この事件によって自爆したテロリストもろとも内部進入していた警察官、消防官、多数の要救助者を合わせて死者九百六十八名、二次汚染を含めた負傷者八千五百二十名にも及ぶ未曽有の大惨事となった。
メディアでは集団自爆テロとして報道され、ネット上ではテロリストのリーダーが仲間に集団自殺を命じたのではないかと言う噂がまことしやかに囁かれた。

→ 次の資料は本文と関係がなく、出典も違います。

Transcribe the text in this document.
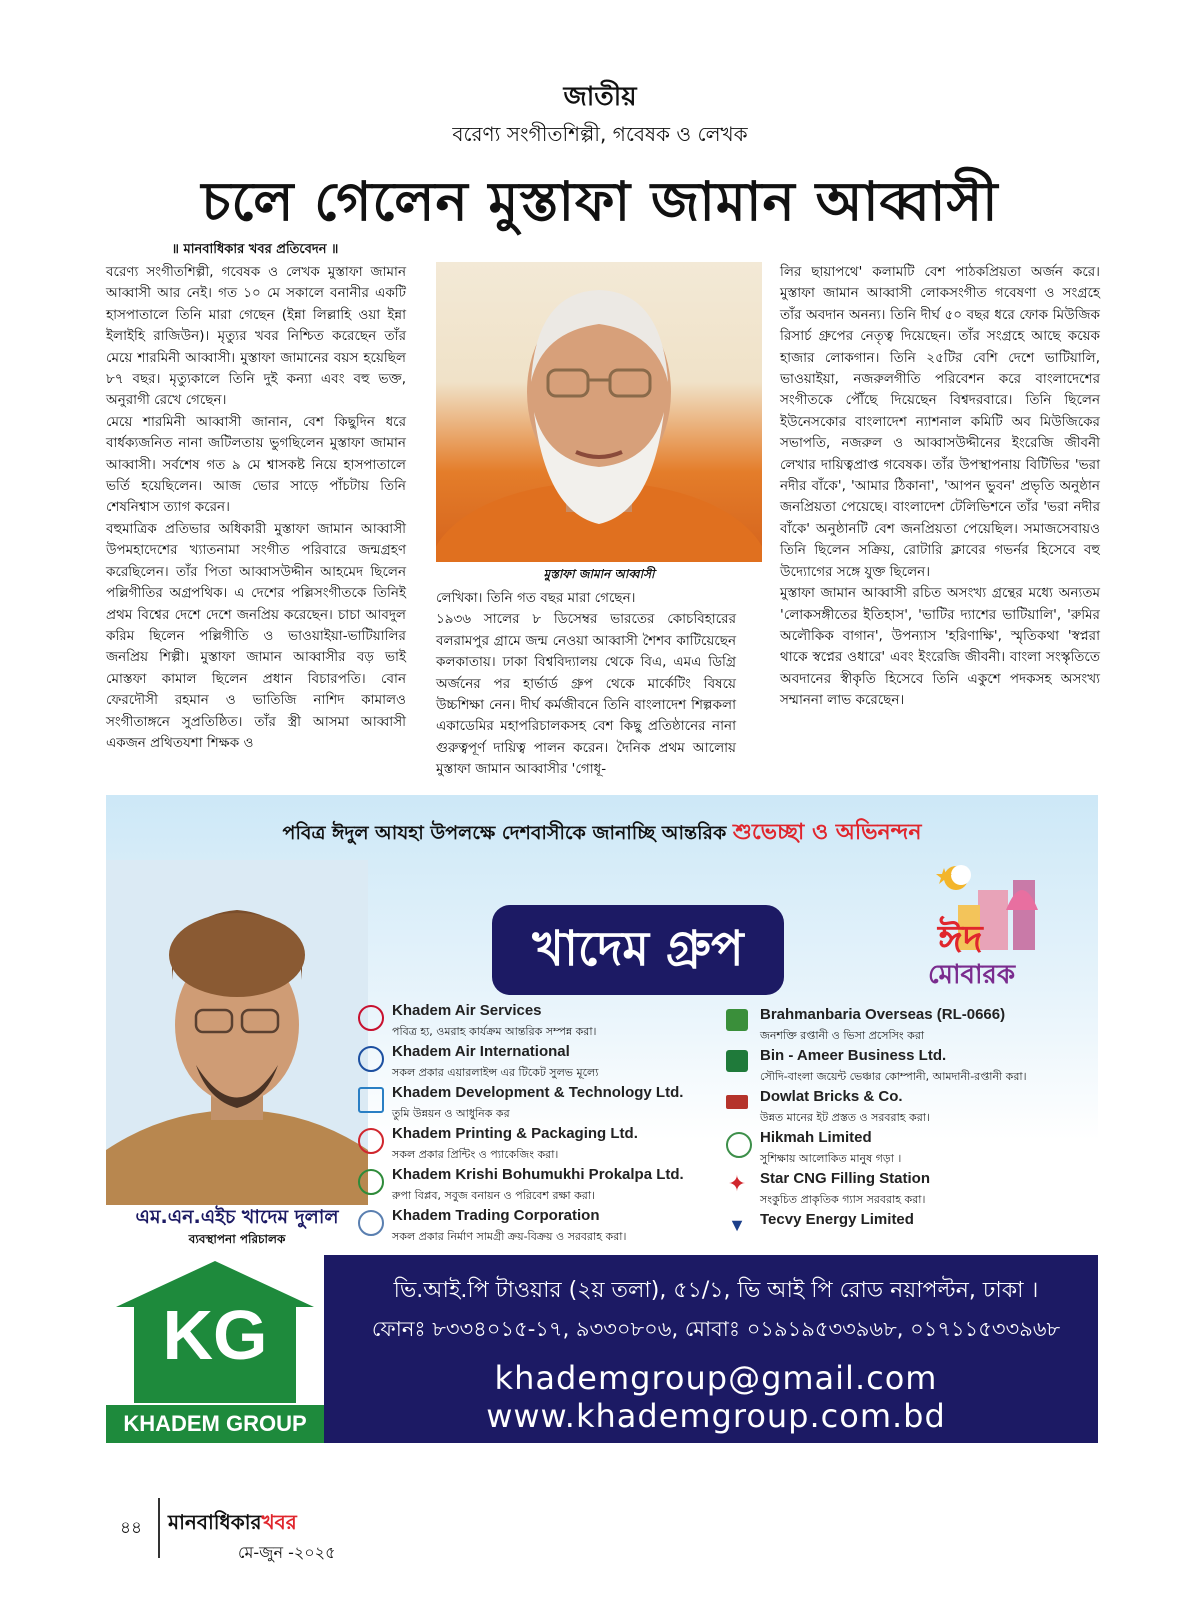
জাতীয়
বরেণ্য সংগীতশিল্পী, গবেষক ও লেখক
চলে গেলেন মুস্তাফা জামান আব্বাসী
॥ মানবাধিকার খবর প্রতিবেদন ॥

বরেণ্য সংগীতশিল্পী, গবেষক ও লেখক মুস্তাফা জামান আব্বাসী আর নেই। গত ১০ মে সকালে বনানীর একটি হাসপাতালে তিনি মারা গেছেন (ইন্না লিল্লাহি ওয়া ইন্না ইলাইহি রাজিউন)। মৃত্যুর খবর নিশ্চিত করেছেন তাঁর মেয়ে শারমিনী আব্বাসী। মুস্তাফা জামানের বয়স হয়েছিল ৮৭ বছর। মৃত্যুকালে তিনি দুই কন্যা এবং বহু ভক্ত, অনুরাগী রেখে গেছেন।

মেয়ে শারমিনী আব্বাসী জানান, বেশ কিছুদিন ধরে বার্ধক্যজনিত নানা জটিলতায় ভুগছিলেন মুস্তাফা জামান আব্বাসী। সর্বশেষ গত ৯ মে শ্বাসকষ্ট নিয়ে হাসপাতালে ভর্তি হয়েছিলেন। আজ ভোর সাড়ে পাঁচটায় তিনি শেষনিশ্বাস ত্যাগ করেন।

বহুমাত্রিক প্রতিভার অধিকারী মুস্তাফা জামান আব্বাসী উপমহাদেশের খ্যাতনামা সংগীত পরিবারে জন্মগ্রহণ করেছিলেন। তাঁর পিতা আব্বাসউদ্দীন আহমেদ ছিলেন পল্লিগীতির অগ্রপথিক। এ দেশের পল্লিসংগীতকে তিনিই প্রথম বিশ্বের দেশে দেশে জনপ্রিয় করেছেন। চাচা আবদুল করিম ছিলেন পল্লিগীতি ও ভাওয়াইয়া-ভাটিয়ালির জনপ্রিয় শিল্পী। মুস্তাফা জামান আব্বাসীর বড় ভাই মোস্তফা কামাল ছিলেন প্রধান বিচারপতি। বোন ফেরদৌসী রহমান ও ভাতিজি নাশিদ কামালও সংগীতাঙ্গনে সুপ্রতিষ্ঠিত। তাঁর স্ত্রী আসমা আব্বাসী একজন প্রথিতযশা শিক্ষক ও

মুস্তাফা জামান আব্বাসী

লেখিকা। তিনি গত বছর মারা গেছেন।

১৯৩৬ সালের ৮ ডিসেম্বর ভারতের কোচবিহারের বলরামপুর গ্রামে জন্ম নেওয়া আব্বাসী শৈশব কাটিয়েছেন কলকাতায়। ঢাকা বিশ্ববিদ্যালয় থেকে বিএ, এমএ ডিগ্রি অর্জনের পর হার্ভার্ড গ্রুপ থেকে মার্কেটিং বিষয়ে উচ্চশিক্ষা নেন। দীর্ঘ কর্মজীবনে তিনি বাংলাদেশ শিল্পকলা একাডেমির মহাপরিচালকসহ বেশ কিছু প্রতিষ্ঠানের নানা গুরুত্বপূর্ণ দায়িত্ব পালন করেন। দৈনিক প্রথম আলোয় মুস্তাফা জামান আব্বাসীর 'গোধূ-

লির ছায়াপথে' কলামটি বেশ পাঠকপ্রিয়তা অর্জন করে। মুস্তাফা জামান আব্বাসী লোকসংগীত গবেষণা ও সংগ্রহে তাঁর অবদান অনন্য। তিনি দীর্ঘ ৫০ বছর ধরে ফোক মিউজিক রিসার্চ গ্রুপের নেতৃত্ব দিয়েছেন। তাঁর সংগ্রহে আছে কয়েক হাজার লোকগান। তিনি ২৫টির বেশি দেশে ভাটিয়ালি, ভাওয়াইয়া, নজরুলগীতি পরিবেশন করে বাংলাদেশের সংগীতকে পৌঁছে দিয়েছেন বিশ্বদরবারে। তিনি ছিলেন ইউনেসকোর বাংলাদেশ ন্যাশনাল কমিটি অব মিউজিকের সভাপতি, নজরুল ও আব্বাসউদ্দীনের ইংরেজি জীবনী লেখার দায়িত্বপ্রাপ্ত গবেষক। তাঁর উপস্থাপনায় বিটিভির 'ভরা নদীর বাঁকে', 'আমার ঠিকানা', 'আপন ভুবন' প্রভৃতি অনুষ্ঠান জনপ্রিয়তা পেয়েছে। বাংলাদেশ টেলিভিশনে তাঁর 'ভরা নদীর বাঁকে' অনুষ্ঠানটি বেশ জনপ্রিয়তা পেয়েছিল। সমাজসেবায়ও তিনি ছিলেন সক্রিয়, রোটারি ক্লাবের গভর্নর হিসেবে বহু উদ্যোগের সঙ্গে যুক্ত ছিলেন।

মুস্তাফা জামান আব্বাসী রচিত অসংখ্য গ্রন্থের মধ্যে অন্যতম 'লোকসঙ্গীতের ইতিহাস', 'ভাটির দ্যাশের ভাটিয়ালি', 'রুমির অলৌকিক বাগান', উপন্যাস 'হরিণাক্ষি', স্মৃতিকথা 'স্বপ্নরা থাকে স্বপ্নের ওধারে' এবং ইংরেজি জীবনী। বাংলা সংস্কৃতিতে অবদানের স্বীকৃতি হিসেবে তিনি একুশে পদকসহ অসংখ্য সম্মাননা লাভ করেছেন।

পবিত্র ঈদুল আযহা উপলক্ষে দেশবাসীকে জানাচ্ছি আন্তরিক শুভেচ্ছা ও অভিনন্দন
এম.এন.এইচ খাদেম দুলাল
ব্যবস্থাপনা পরিচালক
খাদেম গ্রুপ	ঈদ
মোবারক
Khadem Air Services
পবিত্র হ্য, ওমরাহ কার্যক্রম আন্তরিক সম্পন্ন করা।
Khadem Air International
সকল প্রকার এয়ারলাইন্স এর টিকেট সুলভ মূল্যে
Khadem Development & Technology Ltd.
তুমি উন্নয়ন ও আধুনিক কর
Khadem Printing & Packaging Ltd.
সকল প্রকার প্রিন্টিং ও প্যাকেজিং করা।
Khadem Krishi Bohumukhi Prokalpa Ltd.
রুপা বিপ্লব, সবুজ বনায়ন ও পরিবেশ রক্ষা করা।
Khadem Trading Corporation
সকল প্রকার নির্মাণ সামগ্রী ক্রয়-বিক্রয় ও সরবরাহ করা।
Brahmanbaria Overseas (RL-0666)
জনশক্তি রপ্তানী ও ভিসা প্রসেসিং করা
Bin - Ameer Business Ltd.
সৌদি-বাংলা জয়েন্ট ভেঞ্চার কোম্পানী, আমদানী-রপ্তানী করা।
Dowlat Bricks & Co.
উন্নত মানের ইট প্রস্তত ও সরবরাহ করা।
Hikmah Limited
সুশিক্ষায় আলোকিত মানুষ গড়া ।
✦ Star CNG Filling Station
সংকুচিত প্রাকৃতিক গ্যাস সরবরাহ করা।
▼ Tecvy Energy Limited
KG
KHADEM GROUP
ভি.আই.পি টাওয়ার (২য় তলা), ৫১/১, ভি আই পি রোড নয়াপল্টন, ঢাকা ।
ফোনঃ ৮৩৩৪০১৫-১৭, ৯৩৩০৮০৬, মোবাঃ ০১৯১৯৫৩৩৯৬৮, ০১৭১১৫৩৩৯৬৮
khademgroup@gmail.com
www.khademgroup.com.bd
৪৪ মানবাধিকারখবর
মে-জুন -২০২৫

ネット住民たちによれば、テロリスト集団にとってカリスマ的な存在である指導者が、地下街を都市ガスで満たして爆発するように命令し、自分へと繋がる証拠と一緒に信者たちを処分したのではないかという。とんでもなく気が狂った話だ。
事件から五日後、テロリストからの犯行声明がインターネット動画投稿サイトにアップされた。
「――それで、今後発生し得るテロ災害を未然に防ぎ、被害を最小限に食い止めるために政府は関係機関から各分野のスペシャリストを集め、厚生労働省にCBRNEテロ専門部隊スペシャル・カウンターテロリズム・アンド・レスキューチーム、『SCAR』を発足させた」
語り終えた彼はやっと自分のコーヒーに口を付けた。
そしてその後、こう告げた。
「俺さ、あの事件で母親と妹を亡くしたんだ」
「……え?」
携帯電話が鳴り響いたのはそのときだった。私のではない。烏丸さんがスマホをポケットから取り出して耳に当てた。